Bennett released a report on the incident nearly suggesting Lofton was to blame for his own death, per CNN. “That he continued to resist for some thirty minutes meant the staff could continue to lawfully apply restraint,” read the report. Additionally, Bennett argued the employees were justified in their actions based on the “stand your ground” law.

From CNN:

Generally, “stand your ground” laws across the US allow people to respond to threats of force, without the fear of being criminally prosecuted, in any place where a person has the right to be, including his home or business. Under Kansas law, a person is justified in using force if they are acting in defense of themselves in those circumstances or to protect another party.

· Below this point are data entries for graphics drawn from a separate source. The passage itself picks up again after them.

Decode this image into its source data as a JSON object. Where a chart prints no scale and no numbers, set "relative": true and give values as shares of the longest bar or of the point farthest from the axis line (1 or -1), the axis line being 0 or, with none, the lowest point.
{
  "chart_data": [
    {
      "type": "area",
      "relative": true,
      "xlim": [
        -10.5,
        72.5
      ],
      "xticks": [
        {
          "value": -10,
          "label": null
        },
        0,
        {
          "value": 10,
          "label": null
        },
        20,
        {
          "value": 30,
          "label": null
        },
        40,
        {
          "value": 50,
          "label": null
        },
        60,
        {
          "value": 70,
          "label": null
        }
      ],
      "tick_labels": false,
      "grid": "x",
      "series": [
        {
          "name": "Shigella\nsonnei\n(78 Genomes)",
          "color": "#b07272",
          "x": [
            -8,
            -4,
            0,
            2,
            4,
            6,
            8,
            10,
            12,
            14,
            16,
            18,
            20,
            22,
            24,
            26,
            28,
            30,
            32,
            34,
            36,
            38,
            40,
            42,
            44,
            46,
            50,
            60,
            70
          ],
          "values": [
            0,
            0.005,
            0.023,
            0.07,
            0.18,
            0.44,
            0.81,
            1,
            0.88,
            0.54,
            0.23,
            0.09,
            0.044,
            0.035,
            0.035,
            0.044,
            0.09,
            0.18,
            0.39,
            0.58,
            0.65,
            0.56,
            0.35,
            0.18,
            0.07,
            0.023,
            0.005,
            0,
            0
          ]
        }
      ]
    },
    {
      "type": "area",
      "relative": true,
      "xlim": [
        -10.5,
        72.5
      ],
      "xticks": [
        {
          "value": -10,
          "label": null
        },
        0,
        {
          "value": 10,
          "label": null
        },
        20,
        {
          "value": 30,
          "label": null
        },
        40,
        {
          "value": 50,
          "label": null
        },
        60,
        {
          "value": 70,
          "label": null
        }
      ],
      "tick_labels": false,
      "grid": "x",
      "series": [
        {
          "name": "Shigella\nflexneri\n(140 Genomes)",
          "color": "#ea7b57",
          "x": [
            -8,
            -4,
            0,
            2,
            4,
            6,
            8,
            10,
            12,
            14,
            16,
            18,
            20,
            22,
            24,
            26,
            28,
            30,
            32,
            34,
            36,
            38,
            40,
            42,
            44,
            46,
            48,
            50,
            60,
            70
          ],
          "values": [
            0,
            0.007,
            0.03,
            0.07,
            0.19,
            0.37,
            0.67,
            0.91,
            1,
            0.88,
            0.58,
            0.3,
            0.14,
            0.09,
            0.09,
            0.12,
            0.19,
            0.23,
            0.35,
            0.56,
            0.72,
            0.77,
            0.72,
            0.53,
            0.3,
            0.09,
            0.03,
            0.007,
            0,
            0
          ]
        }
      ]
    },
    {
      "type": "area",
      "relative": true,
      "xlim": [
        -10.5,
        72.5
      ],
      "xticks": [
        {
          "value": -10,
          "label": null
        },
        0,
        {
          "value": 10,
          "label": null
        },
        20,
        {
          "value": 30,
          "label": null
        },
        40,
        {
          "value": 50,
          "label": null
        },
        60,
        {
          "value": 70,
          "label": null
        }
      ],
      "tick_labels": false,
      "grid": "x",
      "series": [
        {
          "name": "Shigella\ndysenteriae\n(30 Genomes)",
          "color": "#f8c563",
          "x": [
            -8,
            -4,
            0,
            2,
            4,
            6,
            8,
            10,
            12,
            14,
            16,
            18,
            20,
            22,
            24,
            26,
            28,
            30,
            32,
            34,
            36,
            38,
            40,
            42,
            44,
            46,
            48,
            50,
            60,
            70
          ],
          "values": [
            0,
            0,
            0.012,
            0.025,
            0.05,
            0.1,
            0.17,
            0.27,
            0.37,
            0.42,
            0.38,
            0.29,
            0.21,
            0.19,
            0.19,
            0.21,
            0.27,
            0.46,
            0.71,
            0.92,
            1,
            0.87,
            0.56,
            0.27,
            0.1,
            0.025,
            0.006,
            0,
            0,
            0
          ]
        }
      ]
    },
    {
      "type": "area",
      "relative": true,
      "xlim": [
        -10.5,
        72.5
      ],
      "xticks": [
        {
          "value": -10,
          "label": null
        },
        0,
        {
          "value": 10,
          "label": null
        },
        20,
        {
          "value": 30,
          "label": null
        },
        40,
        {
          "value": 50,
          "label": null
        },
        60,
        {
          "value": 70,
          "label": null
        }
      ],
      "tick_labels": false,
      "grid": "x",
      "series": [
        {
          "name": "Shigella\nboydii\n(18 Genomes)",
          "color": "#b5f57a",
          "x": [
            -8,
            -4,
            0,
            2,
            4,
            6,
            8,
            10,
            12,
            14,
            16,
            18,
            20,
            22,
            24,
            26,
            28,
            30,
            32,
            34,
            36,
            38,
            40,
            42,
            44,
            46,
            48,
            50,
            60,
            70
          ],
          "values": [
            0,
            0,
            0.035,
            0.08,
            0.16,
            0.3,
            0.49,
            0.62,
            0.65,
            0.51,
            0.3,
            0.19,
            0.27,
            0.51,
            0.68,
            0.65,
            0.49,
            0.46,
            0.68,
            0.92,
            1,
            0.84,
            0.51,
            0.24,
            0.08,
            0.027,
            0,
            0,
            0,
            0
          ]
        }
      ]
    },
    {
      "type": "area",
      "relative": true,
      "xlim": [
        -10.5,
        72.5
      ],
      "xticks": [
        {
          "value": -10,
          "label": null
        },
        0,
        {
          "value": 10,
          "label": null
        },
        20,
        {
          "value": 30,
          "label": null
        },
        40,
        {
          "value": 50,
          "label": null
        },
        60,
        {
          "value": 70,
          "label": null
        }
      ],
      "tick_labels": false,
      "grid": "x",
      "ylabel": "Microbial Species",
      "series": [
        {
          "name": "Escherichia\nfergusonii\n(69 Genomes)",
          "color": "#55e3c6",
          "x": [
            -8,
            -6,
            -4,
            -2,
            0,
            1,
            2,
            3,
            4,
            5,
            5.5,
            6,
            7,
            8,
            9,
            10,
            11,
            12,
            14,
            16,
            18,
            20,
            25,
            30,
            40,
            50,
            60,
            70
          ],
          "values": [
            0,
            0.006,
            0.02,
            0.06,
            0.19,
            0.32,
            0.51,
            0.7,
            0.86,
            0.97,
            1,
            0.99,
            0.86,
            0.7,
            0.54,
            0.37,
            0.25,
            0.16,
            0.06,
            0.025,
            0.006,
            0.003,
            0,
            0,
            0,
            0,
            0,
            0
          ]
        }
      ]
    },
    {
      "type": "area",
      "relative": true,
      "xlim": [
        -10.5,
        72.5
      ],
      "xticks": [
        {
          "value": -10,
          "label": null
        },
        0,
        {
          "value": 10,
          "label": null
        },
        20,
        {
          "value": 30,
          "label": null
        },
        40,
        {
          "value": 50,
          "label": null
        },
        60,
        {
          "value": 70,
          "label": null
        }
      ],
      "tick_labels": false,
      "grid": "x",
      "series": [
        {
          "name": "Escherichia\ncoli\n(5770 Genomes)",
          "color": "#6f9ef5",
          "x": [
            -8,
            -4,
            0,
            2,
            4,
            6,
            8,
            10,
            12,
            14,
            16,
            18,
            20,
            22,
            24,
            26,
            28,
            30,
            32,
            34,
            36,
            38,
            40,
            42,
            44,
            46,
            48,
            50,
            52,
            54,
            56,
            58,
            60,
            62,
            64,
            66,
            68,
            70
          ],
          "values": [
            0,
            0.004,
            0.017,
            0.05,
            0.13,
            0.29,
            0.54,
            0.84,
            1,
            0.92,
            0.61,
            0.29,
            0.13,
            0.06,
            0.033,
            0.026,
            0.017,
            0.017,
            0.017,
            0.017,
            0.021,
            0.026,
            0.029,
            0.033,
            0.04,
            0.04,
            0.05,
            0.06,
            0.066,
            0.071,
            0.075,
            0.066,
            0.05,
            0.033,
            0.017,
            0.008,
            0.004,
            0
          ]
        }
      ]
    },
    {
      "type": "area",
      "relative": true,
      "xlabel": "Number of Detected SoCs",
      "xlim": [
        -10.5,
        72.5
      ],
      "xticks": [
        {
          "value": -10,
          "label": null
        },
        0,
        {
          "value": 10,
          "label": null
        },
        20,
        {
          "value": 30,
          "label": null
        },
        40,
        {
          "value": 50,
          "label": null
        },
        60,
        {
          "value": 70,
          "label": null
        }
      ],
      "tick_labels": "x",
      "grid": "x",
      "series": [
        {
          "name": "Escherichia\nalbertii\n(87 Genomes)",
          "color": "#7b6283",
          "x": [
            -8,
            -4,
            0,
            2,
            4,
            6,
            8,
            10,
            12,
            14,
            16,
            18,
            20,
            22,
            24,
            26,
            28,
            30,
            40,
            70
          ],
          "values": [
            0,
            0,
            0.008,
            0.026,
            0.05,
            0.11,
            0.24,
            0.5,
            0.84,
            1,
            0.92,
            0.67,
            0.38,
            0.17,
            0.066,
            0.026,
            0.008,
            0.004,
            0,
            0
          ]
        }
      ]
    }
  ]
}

“You cannot be arrested, you cannot be charged, you cannot be prosecuted, if you’re acting in self-defense in Kansas under the ‘stand your ground’ law,” Bennett said, adding that Kansas has “one of the most robust ‘stand your ground’ laws in the United States.”

In a disturbing overlap of the murders of Trayvon Martin and George Floyd, Bennett justified the excessive use of force by authority on the grounds of self-defense. But, why would a group of officers feel defenseless against a shackle-bound teenager?

The JIAC employees involved have been placed on paid administrative leave and Bennett has decided not to prosecute them. The Lofton family’s civil rights attorneys said in a statement “This is yet another instance of an unarmed Black teenager killed by law enforcement with impunity,” and without “threat of reprisal or even an ounce of accountability.”